Le réceptacle des dieux…
Puis tout bascula. L’incendie courut ses nerfs, la consumant tout entière.
Elle revint lentement à la conscience, par vagues presque douloureuses. La respiration d’Eilkin reprenait un rythme apaisé. Elle noua ses jambes autour des siennes, serra davantage ses épaules avec ses bras, pour le garder encore un peu en elle.
Dehors on s’agitait. Dans la cour, l’escorte se préparait à lever le camp. Le Monde se manifestait de nouveau à eux, cruel. Il se sépara d’elle, comme le fruit mûr de la branche qui l’a nourri.

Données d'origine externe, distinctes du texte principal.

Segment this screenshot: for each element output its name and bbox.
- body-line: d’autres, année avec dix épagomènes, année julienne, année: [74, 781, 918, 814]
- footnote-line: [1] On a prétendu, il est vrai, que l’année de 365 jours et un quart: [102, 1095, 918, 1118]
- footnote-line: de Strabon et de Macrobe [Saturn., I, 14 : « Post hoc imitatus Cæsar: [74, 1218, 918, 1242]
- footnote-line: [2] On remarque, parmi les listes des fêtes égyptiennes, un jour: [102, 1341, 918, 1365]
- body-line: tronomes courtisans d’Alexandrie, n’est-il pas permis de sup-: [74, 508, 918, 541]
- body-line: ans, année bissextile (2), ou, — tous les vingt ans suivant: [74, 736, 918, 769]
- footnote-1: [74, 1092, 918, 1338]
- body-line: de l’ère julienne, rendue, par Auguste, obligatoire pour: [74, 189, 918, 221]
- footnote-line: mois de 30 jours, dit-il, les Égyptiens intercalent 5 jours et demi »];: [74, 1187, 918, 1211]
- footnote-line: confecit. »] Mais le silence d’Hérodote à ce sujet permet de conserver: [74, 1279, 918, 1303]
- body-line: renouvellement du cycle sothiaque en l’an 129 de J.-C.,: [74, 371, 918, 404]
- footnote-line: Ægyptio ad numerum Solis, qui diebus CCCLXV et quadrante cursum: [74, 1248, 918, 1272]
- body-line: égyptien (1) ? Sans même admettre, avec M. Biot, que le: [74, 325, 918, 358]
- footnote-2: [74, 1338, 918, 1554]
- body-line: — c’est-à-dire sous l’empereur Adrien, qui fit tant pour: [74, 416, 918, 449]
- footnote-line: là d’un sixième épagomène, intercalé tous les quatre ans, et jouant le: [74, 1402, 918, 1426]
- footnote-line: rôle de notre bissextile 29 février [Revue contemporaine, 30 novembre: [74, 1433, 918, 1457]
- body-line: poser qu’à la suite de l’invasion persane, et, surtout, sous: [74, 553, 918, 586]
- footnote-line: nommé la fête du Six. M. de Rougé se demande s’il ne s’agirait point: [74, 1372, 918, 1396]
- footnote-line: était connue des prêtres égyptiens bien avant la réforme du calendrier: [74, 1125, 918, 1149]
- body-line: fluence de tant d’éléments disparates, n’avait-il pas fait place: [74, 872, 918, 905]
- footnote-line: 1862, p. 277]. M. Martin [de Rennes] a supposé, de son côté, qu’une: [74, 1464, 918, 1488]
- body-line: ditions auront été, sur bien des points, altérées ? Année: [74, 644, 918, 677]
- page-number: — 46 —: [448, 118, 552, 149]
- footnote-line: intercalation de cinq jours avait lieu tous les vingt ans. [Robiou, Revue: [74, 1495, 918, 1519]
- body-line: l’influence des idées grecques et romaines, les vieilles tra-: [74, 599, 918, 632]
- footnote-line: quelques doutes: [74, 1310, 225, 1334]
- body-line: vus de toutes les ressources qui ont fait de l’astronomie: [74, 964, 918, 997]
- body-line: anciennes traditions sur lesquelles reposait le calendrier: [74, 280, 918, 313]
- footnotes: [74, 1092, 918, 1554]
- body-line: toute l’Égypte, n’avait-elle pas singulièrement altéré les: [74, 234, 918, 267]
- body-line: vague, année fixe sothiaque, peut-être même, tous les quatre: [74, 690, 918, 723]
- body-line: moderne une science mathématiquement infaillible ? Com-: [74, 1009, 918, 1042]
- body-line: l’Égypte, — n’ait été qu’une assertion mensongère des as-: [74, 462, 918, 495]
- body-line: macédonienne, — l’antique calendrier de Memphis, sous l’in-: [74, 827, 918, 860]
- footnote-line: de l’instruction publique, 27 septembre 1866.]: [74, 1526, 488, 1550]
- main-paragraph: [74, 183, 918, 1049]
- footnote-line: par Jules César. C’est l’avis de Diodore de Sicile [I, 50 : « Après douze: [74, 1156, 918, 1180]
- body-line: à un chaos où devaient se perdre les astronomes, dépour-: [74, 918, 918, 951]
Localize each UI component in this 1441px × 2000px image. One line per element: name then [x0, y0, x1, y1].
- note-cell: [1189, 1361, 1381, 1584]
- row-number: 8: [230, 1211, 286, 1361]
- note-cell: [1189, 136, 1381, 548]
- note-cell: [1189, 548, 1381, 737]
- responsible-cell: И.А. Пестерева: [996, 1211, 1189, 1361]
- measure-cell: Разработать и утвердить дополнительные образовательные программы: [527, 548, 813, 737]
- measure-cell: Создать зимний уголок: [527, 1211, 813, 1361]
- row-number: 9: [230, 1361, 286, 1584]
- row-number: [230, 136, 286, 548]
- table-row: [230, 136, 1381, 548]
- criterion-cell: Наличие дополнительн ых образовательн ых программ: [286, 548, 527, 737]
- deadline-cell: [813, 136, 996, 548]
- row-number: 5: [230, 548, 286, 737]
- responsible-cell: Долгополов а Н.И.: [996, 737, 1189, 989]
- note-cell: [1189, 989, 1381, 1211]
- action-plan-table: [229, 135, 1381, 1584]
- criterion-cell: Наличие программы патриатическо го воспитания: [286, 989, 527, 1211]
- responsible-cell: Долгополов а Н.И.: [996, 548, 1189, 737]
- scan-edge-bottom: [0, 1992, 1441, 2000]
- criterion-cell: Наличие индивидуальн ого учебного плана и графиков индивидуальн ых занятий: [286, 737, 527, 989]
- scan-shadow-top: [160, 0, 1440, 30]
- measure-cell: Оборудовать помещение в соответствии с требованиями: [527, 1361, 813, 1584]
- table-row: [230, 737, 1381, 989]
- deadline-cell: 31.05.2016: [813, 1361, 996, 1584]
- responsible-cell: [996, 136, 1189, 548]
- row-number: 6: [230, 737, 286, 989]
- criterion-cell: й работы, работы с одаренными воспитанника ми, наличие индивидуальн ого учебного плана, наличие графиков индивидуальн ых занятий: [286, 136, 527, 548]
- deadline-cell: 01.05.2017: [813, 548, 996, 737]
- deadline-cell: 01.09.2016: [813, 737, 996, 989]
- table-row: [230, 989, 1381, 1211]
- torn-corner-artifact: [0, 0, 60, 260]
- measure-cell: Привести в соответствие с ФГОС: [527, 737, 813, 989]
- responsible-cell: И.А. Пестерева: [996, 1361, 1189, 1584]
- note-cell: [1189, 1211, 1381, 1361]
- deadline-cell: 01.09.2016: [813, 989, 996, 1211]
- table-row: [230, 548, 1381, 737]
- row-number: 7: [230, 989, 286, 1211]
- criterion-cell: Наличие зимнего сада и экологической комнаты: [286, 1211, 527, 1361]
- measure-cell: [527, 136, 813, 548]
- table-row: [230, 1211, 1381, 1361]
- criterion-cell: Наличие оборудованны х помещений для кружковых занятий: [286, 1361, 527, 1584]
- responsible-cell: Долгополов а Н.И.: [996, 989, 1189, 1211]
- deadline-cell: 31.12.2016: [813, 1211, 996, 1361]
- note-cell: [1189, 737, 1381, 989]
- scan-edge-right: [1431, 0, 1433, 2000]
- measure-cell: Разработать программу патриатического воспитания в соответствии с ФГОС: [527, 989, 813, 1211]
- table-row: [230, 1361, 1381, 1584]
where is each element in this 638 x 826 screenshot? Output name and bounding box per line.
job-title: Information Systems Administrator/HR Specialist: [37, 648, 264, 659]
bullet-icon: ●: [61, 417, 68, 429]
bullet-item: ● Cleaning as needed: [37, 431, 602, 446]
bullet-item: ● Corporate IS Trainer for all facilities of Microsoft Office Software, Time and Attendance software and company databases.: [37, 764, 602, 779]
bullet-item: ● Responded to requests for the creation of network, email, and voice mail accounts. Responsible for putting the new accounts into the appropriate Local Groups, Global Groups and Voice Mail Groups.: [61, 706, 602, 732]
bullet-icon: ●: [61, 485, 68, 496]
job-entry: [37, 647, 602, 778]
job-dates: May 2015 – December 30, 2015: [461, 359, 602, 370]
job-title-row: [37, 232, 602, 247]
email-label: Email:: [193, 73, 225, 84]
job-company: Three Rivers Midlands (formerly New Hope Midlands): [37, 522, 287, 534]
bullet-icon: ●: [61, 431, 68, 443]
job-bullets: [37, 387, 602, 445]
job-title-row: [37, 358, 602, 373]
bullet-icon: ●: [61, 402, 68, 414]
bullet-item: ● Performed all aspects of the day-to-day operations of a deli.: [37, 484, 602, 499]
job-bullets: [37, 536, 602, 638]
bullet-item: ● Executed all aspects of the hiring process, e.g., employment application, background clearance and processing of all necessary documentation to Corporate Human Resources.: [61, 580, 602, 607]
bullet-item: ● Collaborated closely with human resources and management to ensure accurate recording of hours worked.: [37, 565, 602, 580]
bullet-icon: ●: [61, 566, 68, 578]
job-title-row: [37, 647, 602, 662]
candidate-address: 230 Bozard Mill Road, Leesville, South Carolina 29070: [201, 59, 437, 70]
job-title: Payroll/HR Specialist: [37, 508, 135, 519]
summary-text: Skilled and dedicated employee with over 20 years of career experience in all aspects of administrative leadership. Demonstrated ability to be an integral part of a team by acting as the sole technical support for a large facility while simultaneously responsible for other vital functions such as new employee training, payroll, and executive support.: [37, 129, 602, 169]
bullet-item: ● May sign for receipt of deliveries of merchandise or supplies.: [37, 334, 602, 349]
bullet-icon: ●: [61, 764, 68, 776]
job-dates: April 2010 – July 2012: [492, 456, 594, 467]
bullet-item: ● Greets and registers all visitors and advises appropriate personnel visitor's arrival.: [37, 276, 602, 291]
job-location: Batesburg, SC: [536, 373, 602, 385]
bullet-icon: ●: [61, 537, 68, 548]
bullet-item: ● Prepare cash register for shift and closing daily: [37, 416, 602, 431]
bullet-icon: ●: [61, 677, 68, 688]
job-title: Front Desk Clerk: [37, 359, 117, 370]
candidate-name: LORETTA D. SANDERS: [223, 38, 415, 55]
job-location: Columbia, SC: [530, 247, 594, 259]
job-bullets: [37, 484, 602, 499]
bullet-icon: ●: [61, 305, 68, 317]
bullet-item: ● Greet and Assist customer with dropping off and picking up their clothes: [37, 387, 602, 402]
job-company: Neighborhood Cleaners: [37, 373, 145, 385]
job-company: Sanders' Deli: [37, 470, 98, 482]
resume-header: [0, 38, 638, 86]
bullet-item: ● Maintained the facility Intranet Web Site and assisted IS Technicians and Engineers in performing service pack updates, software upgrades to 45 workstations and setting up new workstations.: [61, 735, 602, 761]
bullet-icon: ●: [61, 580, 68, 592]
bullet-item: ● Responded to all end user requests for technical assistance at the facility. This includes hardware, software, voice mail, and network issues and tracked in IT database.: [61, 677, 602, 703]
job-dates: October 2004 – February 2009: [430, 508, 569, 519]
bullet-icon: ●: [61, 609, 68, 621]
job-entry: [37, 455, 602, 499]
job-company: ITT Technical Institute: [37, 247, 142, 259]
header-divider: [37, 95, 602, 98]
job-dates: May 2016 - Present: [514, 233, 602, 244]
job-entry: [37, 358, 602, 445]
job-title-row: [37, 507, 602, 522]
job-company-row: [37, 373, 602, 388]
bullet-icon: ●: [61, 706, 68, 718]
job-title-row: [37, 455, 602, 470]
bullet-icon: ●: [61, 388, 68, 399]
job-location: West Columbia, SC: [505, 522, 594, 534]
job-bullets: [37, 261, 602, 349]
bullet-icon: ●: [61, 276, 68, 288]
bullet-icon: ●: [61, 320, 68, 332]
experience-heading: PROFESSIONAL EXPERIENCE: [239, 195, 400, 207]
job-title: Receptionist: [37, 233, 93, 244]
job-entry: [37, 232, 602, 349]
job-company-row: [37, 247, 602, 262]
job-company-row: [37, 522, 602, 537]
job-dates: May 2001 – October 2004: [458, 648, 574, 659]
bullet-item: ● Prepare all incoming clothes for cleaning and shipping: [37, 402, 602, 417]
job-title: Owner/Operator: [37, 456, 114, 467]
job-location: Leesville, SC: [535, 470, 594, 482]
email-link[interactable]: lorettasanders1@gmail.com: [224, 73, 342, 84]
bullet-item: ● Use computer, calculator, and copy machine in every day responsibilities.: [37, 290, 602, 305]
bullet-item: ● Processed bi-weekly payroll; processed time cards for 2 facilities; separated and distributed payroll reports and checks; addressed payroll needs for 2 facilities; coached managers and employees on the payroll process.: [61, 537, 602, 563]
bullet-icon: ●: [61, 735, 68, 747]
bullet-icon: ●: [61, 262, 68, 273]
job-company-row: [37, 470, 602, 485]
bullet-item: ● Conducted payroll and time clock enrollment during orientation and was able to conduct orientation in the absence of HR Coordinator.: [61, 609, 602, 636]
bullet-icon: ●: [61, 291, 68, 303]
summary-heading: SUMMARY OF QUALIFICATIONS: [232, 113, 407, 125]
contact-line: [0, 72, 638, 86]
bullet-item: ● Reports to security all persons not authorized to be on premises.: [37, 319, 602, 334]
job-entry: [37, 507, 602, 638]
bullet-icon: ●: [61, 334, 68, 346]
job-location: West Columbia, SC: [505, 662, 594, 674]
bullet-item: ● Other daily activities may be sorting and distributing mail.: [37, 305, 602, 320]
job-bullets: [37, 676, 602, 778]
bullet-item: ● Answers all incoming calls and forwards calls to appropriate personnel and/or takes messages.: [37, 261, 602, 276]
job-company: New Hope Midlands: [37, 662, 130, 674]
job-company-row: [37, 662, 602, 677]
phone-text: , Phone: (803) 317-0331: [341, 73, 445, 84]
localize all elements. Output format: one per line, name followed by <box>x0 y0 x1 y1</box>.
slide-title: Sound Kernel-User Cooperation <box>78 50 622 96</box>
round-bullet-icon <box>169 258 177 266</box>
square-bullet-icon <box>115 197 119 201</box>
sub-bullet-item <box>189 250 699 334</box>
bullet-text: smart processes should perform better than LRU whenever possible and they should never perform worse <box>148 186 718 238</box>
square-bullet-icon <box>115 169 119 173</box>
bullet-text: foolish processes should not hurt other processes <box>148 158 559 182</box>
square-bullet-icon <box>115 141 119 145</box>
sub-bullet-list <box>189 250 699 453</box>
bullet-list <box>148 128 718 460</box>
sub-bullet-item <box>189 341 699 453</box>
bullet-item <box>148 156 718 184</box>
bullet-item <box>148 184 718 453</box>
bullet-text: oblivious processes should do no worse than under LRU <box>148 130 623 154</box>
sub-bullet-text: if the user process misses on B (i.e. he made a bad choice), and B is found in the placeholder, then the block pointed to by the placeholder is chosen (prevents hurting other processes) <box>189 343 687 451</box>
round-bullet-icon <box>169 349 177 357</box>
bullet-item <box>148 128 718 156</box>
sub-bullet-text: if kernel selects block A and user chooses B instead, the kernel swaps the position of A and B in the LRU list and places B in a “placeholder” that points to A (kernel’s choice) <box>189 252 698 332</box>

Ou la feuille nostalgique aux frimas.
Qu’avait-elle vécu ? Eilkin n’avait pas seulement pénétré son ventre, il s’était immiscé dans son esprit, l’avait transportée – mais où ? Les images ne s’étaient pas succédé, mais confondues tout en restant distinctes. Quant au plaisir qu’elle avait ressenti, ce subtil et doux embrasement, était-ce ce qu’une femme peut espérer d’un homme, ou tout autre chose ?
Eilkin sortit du bâtiment, nu, en pleine lumière, à la sidération de Baldùr qui restait planté, muet, sidéré, comme tous ceux qui étaient témoins de son apparition. Il partit d’un grand rire et courut plonger son corps dans l’abreuvoir. Quand il en émergea, une vapeur enveloppa sa peau.
Kélia enfila sa tunique et descendit à son tour. Le dégoût haineux qu’elle lut dans les yeux du hemsend la glaça, mais elle le toisa avec l’insolence de sa jeunesse et, à l’instar de l’Absolu, elle rit à la splendeur du matin.